Encouraging the Behavior
Hormones also can affect reactivity. A normally happy, well-adjusted male dog can have a seemingly extreme reaction to another male dog approaching a female in his home that is in heat. So too can a gentle-natured, loving female dog suddenly snap at a male dog that tries to mount her or even a female that tries to come near her young. It is an instinctive hormonal response instilled in our dogs for their protection. Sometimes reactivity can be a working out of pent-up frustration. This is often seen in leash reactivity. You take Fido for a long-anticipated walk, and you see a dog coming towards you on the horizon. Fido's tail slowly begins to wag, his eyes get a little glassy, and his panting is more labored. He's excited! Yet, as the dog gets nearer and nearer, he lunges on his lead, begins to whine, and even bark a little. By the time the dog is nearby, Fido's excitement appears to have turned a corner into a darker zone. He's pulling you strongly towards the other dog, and you're not sure that you can hold him back much longer. Suddenly, there is an explosion of loud, aggressive-sounding barking, and you know you have to get you and Fido out of the situation as quickly as you can.
What just happened? Fido's excitement crossed the threshold into overexcitement and without the tools to properly calm himself, he gave in to a reactive response to provide an important release. Overarousal can very quickly turn into aggressive behavior if not interrupted and redirected when given preliminary signs.
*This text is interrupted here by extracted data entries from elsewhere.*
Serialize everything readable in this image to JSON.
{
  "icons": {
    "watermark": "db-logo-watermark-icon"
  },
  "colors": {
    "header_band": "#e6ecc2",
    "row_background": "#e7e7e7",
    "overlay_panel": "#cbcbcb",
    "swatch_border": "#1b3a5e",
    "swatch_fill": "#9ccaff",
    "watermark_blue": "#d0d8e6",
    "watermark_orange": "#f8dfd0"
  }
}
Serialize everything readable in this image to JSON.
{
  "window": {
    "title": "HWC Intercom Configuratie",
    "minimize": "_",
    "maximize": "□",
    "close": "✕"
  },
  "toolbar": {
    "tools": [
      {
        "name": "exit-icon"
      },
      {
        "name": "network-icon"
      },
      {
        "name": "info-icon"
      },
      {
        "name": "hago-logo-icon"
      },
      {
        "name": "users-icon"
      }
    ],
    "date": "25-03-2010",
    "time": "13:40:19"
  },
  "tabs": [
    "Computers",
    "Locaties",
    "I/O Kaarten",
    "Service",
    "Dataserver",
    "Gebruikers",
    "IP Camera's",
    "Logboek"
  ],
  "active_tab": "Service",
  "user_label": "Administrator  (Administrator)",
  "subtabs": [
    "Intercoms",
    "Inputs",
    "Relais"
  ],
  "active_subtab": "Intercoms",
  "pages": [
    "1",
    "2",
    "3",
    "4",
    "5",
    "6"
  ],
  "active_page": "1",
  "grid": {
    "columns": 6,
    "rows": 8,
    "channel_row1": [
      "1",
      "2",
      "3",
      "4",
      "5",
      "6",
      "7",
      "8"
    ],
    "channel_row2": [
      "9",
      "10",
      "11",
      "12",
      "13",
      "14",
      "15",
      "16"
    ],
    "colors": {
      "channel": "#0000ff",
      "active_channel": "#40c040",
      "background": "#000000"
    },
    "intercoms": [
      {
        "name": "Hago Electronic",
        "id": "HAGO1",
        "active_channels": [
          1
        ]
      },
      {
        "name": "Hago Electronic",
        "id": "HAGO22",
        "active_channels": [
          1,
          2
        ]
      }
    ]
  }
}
This is exceptionally dangerous, and care must be taken to never allow your dog to remain in this state for long. The results can be disastrous and permanent. All it takes is one unfortunate incident to scar a dog for life.
Other Solutions and Considerations
Reactivity is never something to be taken lightly. There are two routes for addressing the problem. The first is management. Management involves removing the items that are triggers from your dog's daily routine. This is an effective strategy except you cannot control everything that comes into Fido's life. Life is full of surprises, and unfortunately, when it comes to reactive dogs, they are not always pleasant. Management is important, but we must always remember that even the best-laid plans will sometimes fail. Management alone will not be a powerful enough tool to assist with rehabilitating a reactive dog. The second approach is training. Training must be coupled with management in order to be the most effective. The best outcomes are achieved through redirection, counterconditioning, and desensitization. All of these techniques take time and a great deal of patience, but it is critical for our dogs to learn new and more acceptable methods of coping with their emotions. During the course of training, you will experience progress and then setbacks. It is a long road to rehabilitation, and it should never be attempted alone. If you have a reactive dog on your hands, it is critical that you consult a reputable behavior modification trainer with expertise in dealing with reactive dogs to assist you on your journey. Your dog's well-being and safety are at stake. There is hope, but you need help. This is not something that you can or should do alone.